Quien se adapta sobrevive, también en la economía
Ilustración de ordenador gestionando bitcoins y dólares - Pixabay

Gracias a Charles Darwin sabemos que no sobrevive el más fuerte, sino el que mejor se adapta a los cambios que se producen en el medio. Esto puede aplicarse a cualquier tipo de ambiente, y el económico se encuentra entre ellos. Y es que el intercambio de capital hace algunos años que comenzó un cambio evolutivo en el que el cash está abocado a la extinción, y cuyo primer paso fue el paso del papel al plástico, y el segundo y definitivo hacia los medios electrónicos.

El dinero en metálico terminará desapareciendo y el plástico perderá peso en los próximos años si atendemos a lo que los expertos auguran. Como primera consecuencia de este cambio evolutivo, los nuevos medios y sistemas de pago irán sustituyendo poco a poco, pero inexorablemente, a los tradicionales, teniendo como colofón el pago de cualquier operación usando los métodos online, para los que se utilizarán los smartphones, fundamentalmente.

En el futuro el pago se hará de forma natural, sin darnos cuenta del hecho en sí. En el futuro elegiremos los productos en cualquier tienda y saldremos de ella sin el proceso de sacar la cartera y pagar, los dispositivos electrónicos colocados en los comercios se encargarán de realizar esta tarea en combinación con los smartphones, o pulseras, relojes o gafas inteligentes que el consumidor podrá utilizar como wearable para realizar la acción de pagar.

El dinero electrónico, la criptoeconomía

El futuro del dinero se encuentra dentro de los sistemas electrónicos y las tecnologías aplicadas a la información. En pocos años será de ámbito y uso común la criptoeconomía, o lo que es lo mismo, el uso cotidiano de incentivos y elementos criptográficos con los que se rediseñarán los actuales mecanismos económicos.

Es un momento, por lo tanto, ideal para que los que se inicien ya en un curso blockchain y se especialicen en un master blockchain o en un master Ethereum tengan abiertas las puertas de un futuro económico estable y bien remunerado. Para ellos serán las posiciones de privilegio en el nuevo mercado digital que inevitablemente está por llegar.

Y es que la necesidad de sistemas de intercambio seguro de capital se hace urgente entre los usuarios que ven cómo se hace permanente la inestabilidad económica, sintiendo el miedo constante a perder poder adquisitivo, sin que el ciudadano pueda entender, asimilar o actuar en condiciones mínimas de igualdad a estos agentes del mercado que controlan todo.
La criptoeconomía, gracias al blockchain y a los Smart Contracts o contratos inteligentes con los que eliminar intermediarios en los procesos de contratación, se presentan como los grandes adalides para el cambio de los medios de pago habituales y los intercambios de valor, con la seguridad que aportan las tecnologías P2P en combinación con las estructuras criptográficas y los sistemas de incentivos.

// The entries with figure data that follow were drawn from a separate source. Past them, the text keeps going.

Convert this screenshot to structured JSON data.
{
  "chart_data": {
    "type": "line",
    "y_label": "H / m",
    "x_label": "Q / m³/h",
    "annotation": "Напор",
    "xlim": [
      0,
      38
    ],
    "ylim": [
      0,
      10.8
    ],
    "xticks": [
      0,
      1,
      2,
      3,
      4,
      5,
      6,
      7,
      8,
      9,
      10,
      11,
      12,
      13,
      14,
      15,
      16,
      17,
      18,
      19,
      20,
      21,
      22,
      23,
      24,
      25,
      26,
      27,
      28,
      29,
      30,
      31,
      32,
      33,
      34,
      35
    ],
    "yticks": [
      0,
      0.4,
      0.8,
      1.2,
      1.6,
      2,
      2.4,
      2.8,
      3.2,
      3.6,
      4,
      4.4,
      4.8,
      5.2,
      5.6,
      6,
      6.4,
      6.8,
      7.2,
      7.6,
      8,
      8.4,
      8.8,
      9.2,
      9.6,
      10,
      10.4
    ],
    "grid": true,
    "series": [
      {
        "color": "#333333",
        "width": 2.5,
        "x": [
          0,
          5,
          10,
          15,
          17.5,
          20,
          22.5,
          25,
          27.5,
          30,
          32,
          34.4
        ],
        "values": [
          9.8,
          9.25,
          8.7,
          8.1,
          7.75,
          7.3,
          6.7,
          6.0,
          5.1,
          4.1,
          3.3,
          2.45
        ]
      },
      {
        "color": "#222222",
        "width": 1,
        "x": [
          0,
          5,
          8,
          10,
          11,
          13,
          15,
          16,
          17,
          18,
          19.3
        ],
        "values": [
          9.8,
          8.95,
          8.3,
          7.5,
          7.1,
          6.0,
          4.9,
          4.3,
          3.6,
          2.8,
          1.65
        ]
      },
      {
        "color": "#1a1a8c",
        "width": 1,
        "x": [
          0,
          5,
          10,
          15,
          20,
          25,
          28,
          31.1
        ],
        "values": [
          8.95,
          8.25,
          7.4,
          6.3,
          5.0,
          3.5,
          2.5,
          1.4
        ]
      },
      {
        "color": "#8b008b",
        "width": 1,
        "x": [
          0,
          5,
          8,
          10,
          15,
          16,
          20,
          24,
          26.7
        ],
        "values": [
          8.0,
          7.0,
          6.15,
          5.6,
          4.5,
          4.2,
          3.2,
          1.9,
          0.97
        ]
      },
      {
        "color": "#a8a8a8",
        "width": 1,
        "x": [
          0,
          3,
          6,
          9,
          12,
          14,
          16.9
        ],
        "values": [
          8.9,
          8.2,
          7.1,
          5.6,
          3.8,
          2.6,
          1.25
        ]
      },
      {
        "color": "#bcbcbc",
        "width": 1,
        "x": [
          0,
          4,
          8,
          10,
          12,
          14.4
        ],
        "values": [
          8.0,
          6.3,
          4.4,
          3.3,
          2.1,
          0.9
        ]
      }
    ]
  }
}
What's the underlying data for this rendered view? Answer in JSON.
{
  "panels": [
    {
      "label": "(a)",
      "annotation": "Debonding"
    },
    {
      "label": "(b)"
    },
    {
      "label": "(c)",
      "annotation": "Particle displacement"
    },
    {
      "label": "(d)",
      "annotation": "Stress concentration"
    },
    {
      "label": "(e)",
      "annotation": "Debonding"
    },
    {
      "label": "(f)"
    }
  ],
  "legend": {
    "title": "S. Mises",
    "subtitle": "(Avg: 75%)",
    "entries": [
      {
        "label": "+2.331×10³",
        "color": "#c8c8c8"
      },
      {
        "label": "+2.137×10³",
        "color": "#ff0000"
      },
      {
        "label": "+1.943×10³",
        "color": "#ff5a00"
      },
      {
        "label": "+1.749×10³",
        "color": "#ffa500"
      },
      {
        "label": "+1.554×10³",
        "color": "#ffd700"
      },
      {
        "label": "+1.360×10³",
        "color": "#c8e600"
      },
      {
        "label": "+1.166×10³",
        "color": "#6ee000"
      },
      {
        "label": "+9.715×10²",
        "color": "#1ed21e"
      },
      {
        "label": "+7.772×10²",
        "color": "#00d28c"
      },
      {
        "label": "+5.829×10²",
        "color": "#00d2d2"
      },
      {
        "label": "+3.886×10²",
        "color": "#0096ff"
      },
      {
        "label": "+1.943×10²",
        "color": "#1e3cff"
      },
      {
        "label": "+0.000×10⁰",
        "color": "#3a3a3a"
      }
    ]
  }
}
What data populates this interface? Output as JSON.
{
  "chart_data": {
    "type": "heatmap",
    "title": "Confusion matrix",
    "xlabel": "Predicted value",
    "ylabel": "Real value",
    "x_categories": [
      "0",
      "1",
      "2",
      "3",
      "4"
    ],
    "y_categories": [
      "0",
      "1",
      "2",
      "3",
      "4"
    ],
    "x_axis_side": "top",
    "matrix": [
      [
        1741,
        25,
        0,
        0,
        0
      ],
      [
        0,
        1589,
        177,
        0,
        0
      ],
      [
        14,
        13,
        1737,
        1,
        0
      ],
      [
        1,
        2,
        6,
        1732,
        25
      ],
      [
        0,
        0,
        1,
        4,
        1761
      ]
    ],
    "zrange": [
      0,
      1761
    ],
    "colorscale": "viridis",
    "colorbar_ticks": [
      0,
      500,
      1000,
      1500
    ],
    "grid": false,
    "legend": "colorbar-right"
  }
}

Como ya sabemos, el dinero virtual o criptomonedas tiene muchas ventajas sobre el dinero físico tradicional, y es por esto por lo que crece en poder y valor a cada día que pasa, con más y más ciudadanos que prefieren realizar sus compras de bienes y servicios a través de la red que es internet, única condición para que esta divisa tenga valor.

Y es que las criptomonedas, como el bitcoin, el Ethereum, el liteconin y otras muchas más actúan de forma descentralizada, es decir, no pertenecen a ningún gobierno o país, su dueño es únicamente su propietario, y nadie excepto él puede actuar sobre este dinero. Por lo tanto, no puede ser intervenido por nadie, no se le pueden aplicar tasas impositivas, y solo está regulado por las normas del juego de la criptoeconomía, las más seguras que existen. Por otro lado, al ser un dinero virtual, también tiene la ventaja de que no necesita la intervención de ninguna entidad bancaria, por lo que también se escapa de los abusos de estos, tales como los intereses de mantenimiento, los cargos por descubierto, las cargas por traspasos, etcétera.

La criptoeconomía se basa en la tecnología de blockchain, la cual trabaja a partir de la combinación de la criptografía (tecnología que protege documentos y datos con el uso de cifras y códigos), de la teoría de redes (resolución de problemas de programación matemática gracias a la implementación de algoritmos), ciencias de la computación (bases teóricas de la información, computación y su aplicación a sistemas computacionales) y teoría económica (cada uno de los aspectos, hipótesis o modelos que quieren explicar la realidad económica).

Para que la economía en el espectro virtual funcione se hace necesario que dos usuarios cualesquiera dentro de la red bitcoin o de cualquier otra divisa digital, que no se conocen entre sí, sean capaces de llegar a un conceso sobre la verdad en el registro de las transacciones de la red o blockchain a través de los incentivos económicos y las técnicas criptográficas.